Sebenarnya apabila gugatan di atas ini dibenarkan, maka gugatan yang sama haruslah diarahkan terhadap seluruh bidang studi ilmu keislaman termasuk ilmu al-Quran, ilmu hadits, ilmu fiqih dan lain-lain. Bukankah pada masa Rasulullah dan masa sahabat belum pernah dikenal istilah nasikh, mansukh, muhkam, mutasyabih dan lain-lain yang menjadi istilah dalam ilmu tafsir al-Quran. Belum pernah pula dikenal istilah qiyas, istihsan, mu’aradhah, munaqadhah, thardu, syarath, sabab, ‘illat dan lain-lain yang menjadi istilah dalam ilmu fiqih. Belum pernah pula dikenal istilah jarh, ta’dil, ahad, mutawatir, masyhur, shahih, hasan, dha’if, gharib dan lain-lain yang menjadi istilah dalam ilmu hadits. Belum pernah pula dikenal jenjang pendidikan tingkat dasar, tingkat menengah, tingkat atas dan perguruan tinggi, berikut gelar-gelar kesarjanaan seperti lc., magister dan doctor. Belum pernah dikenal pula ujian dengan pengajuan paper, skripsi, tesis dan disertasi. Apakah dengan demikian semua ini harus ditolak dan kita anggap sebagai bid’ah dhalalah? Pertanyaan ini kita jawab dengan tegas, bahwa semuanya bukan termasuk bid’ah dhalalah, termasuk pula ilmu tasawuf.

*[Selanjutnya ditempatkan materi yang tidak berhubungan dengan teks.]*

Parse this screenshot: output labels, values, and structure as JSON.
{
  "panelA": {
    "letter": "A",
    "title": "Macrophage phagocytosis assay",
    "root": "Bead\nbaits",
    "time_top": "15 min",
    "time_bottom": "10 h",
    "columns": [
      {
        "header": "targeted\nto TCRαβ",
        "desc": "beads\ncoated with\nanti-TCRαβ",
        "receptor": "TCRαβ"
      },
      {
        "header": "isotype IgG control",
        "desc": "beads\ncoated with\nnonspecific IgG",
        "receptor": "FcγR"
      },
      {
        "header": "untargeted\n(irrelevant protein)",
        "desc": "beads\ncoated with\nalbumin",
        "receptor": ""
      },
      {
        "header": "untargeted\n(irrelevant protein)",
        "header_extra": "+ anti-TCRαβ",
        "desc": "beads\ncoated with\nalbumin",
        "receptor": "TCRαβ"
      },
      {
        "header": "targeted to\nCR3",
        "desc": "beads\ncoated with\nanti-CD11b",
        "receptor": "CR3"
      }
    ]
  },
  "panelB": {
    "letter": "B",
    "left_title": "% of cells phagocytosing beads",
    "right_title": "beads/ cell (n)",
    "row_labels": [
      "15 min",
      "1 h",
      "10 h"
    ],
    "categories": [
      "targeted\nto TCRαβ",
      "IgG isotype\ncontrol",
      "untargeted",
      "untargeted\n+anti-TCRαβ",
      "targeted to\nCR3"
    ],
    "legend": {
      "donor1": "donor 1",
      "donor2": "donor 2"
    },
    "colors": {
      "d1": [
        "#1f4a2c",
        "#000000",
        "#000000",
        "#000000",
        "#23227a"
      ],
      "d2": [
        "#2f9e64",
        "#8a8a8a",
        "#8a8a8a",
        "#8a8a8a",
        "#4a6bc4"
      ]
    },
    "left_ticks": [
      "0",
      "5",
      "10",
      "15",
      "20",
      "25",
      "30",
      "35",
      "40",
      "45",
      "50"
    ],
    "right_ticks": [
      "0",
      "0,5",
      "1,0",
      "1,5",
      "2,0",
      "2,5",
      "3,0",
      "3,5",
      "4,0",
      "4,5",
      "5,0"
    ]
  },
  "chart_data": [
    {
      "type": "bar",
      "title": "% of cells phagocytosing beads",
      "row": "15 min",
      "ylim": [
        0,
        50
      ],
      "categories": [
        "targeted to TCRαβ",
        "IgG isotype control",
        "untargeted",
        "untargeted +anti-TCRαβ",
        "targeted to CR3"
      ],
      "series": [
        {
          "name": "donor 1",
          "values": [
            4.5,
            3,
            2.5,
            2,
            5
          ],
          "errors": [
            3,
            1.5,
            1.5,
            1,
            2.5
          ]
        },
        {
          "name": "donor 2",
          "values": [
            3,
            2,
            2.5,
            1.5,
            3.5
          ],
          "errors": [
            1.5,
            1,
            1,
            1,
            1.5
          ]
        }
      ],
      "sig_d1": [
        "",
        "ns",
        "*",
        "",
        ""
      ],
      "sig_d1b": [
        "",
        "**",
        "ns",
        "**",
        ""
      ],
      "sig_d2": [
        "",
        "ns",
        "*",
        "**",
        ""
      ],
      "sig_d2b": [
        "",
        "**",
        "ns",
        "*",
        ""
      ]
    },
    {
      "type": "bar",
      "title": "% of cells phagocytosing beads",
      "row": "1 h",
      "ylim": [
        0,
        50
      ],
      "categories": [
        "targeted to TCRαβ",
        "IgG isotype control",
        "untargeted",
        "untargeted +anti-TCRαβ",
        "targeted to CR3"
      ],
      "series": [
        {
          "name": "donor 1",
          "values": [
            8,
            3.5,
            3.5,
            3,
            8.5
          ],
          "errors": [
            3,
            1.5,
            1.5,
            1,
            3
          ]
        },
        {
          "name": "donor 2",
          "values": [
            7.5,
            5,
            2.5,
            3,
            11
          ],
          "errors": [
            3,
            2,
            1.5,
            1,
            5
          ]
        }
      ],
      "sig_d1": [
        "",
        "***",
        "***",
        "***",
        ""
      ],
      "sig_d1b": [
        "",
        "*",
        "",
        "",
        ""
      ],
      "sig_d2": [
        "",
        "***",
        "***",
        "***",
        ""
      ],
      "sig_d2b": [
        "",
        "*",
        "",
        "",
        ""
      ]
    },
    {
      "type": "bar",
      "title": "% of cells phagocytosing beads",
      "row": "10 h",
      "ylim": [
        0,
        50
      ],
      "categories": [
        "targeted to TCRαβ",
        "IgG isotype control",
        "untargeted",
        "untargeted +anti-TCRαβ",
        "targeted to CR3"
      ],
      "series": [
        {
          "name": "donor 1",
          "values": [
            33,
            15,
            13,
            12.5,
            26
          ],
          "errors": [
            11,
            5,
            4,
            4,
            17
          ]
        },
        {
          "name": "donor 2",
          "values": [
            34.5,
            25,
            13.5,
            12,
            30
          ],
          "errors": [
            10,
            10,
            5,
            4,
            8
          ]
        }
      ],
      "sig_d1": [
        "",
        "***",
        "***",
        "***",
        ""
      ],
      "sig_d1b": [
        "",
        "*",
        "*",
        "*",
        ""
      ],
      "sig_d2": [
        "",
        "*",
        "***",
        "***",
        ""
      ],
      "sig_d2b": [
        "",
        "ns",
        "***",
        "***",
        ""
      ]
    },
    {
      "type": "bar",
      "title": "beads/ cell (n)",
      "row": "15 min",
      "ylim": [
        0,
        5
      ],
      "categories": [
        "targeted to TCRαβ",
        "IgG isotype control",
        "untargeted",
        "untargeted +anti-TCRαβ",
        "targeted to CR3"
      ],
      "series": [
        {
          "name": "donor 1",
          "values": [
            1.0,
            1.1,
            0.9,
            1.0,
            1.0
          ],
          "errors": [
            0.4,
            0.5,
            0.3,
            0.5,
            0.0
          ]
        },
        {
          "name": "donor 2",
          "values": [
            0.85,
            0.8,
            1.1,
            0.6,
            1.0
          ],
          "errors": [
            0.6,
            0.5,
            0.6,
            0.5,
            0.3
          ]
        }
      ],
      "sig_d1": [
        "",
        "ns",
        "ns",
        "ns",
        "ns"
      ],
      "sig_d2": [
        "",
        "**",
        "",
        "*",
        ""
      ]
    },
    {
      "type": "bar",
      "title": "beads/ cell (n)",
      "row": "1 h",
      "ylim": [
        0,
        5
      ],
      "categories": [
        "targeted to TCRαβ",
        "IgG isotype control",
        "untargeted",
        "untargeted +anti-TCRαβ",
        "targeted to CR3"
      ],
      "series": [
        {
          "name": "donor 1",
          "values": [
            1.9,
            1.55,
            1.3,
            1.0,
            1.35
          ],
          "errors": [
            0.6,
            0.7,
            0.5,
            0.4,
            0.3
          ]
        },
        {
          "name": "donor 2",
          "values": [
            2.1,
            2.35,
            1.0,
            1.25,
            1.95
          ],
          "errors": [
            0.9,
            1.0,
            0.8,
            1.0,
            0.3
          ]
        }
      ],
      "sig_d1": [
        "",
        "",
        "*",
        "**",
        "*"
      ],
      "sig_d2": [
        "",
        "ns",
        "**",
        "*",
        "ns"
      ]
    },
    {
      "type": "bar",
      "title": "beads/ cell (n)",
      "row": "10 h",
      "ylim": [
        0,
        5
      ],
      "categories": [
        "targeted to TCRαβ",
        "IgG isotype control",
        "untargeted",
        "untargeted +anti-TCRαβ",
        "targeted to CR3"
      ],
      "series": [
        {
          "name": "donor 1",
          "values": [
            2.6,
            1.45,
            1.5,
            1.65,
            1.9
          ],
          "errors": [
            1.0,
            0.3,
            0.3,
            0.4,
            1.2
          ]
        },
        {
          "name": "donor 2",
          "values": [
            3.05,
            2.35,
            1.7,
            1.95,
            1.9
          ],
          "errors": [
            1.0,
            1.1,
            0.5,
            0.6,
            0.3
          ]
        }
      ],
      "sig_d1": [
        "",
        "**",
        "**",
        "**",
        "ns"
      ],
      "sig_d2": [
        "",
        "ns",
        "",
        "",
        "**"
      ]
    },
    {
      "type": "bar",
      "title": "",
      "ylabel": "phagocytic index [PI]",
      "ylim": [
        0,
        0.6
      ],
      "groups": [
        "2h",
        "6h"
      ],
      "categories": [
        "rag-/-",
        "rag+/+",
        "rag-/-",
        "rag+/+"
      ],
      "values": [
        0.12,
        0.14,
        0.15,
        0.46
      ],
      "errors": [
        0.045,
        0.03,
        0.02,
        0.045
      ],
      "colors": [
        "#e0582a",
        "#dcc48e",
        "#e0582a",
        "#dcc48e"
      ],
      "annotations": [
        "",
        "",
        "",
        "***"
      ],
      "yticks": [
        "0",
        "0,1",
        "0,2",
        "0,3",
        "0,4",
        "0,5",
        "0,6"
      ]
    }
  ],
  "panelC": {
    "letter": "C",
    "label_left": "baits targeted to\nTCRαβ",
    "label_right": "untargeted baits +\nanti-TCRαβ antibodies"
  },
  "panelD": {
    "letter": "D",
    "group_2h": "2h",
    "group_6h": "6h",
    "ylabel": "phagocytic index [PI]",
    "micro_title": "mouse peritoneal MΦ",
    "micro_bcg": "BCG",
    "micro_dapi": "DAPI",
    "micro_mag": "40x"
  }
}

Dalam menanggapi gugatan bahwa tasawuf itu sisipan terhadap Islam, kiranya di sini perlu dikemukakan pandangan beberapa pakar tasawuf. Misalnya, Abdul Wahid Yahya – filosof dan shufi kontemporer – yang berpandangan bahwa tasawuf adalah bagian yang esensial dari agama Islam. Menurutnya, agama Islam akan berkurang tanpa kehadiran tasawuf. Agama akan berkurang dari aspeknya yang luhur, yaitu aspek yang berperan sentral dan fundamental. Karenanya termasuk asumsi murahan, pandangan yang mengatakan bahwa tasawuf bersumber dari ajaran yang asing dari Islam, seperti filsafat Yunani, India, Parsi dan Masehi. Pandangan ini akan berlawanan dengan istilah-istilah teknis keilmuan dalam dunia tasawuf yang kesemuanya berkaitan erat dengan bahasa Arab.

Louis Massignon berkata: “Nicholson (1868-1945 M) – orientalis dari Inggris -telah menjelaskan, bahwa pemberian keputusan bahwa tasawuf itu sisipan terhadap Islam tidaklah dapat diterima. Sebab sejak lahirnya Islam sendiri, kita dapati pandangan-pandangan yang menjadi ciri khas kalangan shufi Muslim, telah tumbuh di tengah-tengah masyarakat Islam sendiri, dari celah-celah rutinitas kaum Muslimin membaca al-Quran dan hadits, dan mempelajari al-Quran dan hadits. Mereka juga terpengaruh oleh sebagian peristiwa yang menimpa mereka dan kejadian-kejadian yang dialami individu mereka.”[1]

Imam Abu al-Muzhaffar Syahfur bin Thahir al-Asfarayini (w. 471 H/1078 M), ketika memaparkan keistimewaan Ahlussunnah Wal-Jama’ah dibandingkan dengan sekte-sekte lain seperti Khawarij, Rafidhah dan Qadariyah, memberikan penjelasan:

“Ilmu tasawuf dan isyarat serta hakikat-hakikat dan hal-hal yang mendetail yang dimiliki oleh Ahlussunnah Wal-Jama’ah, tidak dimiliki sedikit pun oleh kalangan Ahlulbid’ah. Kalangan Ahlulbid’ah terhalang dari menerima faedah tasawuf seperti ketenangan, halawah, sakinah, dan thuma’ninah.

Abu Abdirrahman al-Sulami telah menyebutkan di antara guru-guru kaum shufi hampir seribu orang. Ia telah menghimpun isyarat-isyarat dan hadits-hadits mereka. Secara umum di kalangan mereka tidak ditemukan seorang yang dinisbahkan terhadap bagian dari kelompok Qadariyah, Rafidhah dan Khawarij.”[2]

[1] Abdul Halim Mahmud, Qadhiyyat al-Tashawwuf, hal. 262.

[2] Abu al-Muzhaffar al-Asfarayini, al-Tabshir fi al-Din, hal. 117.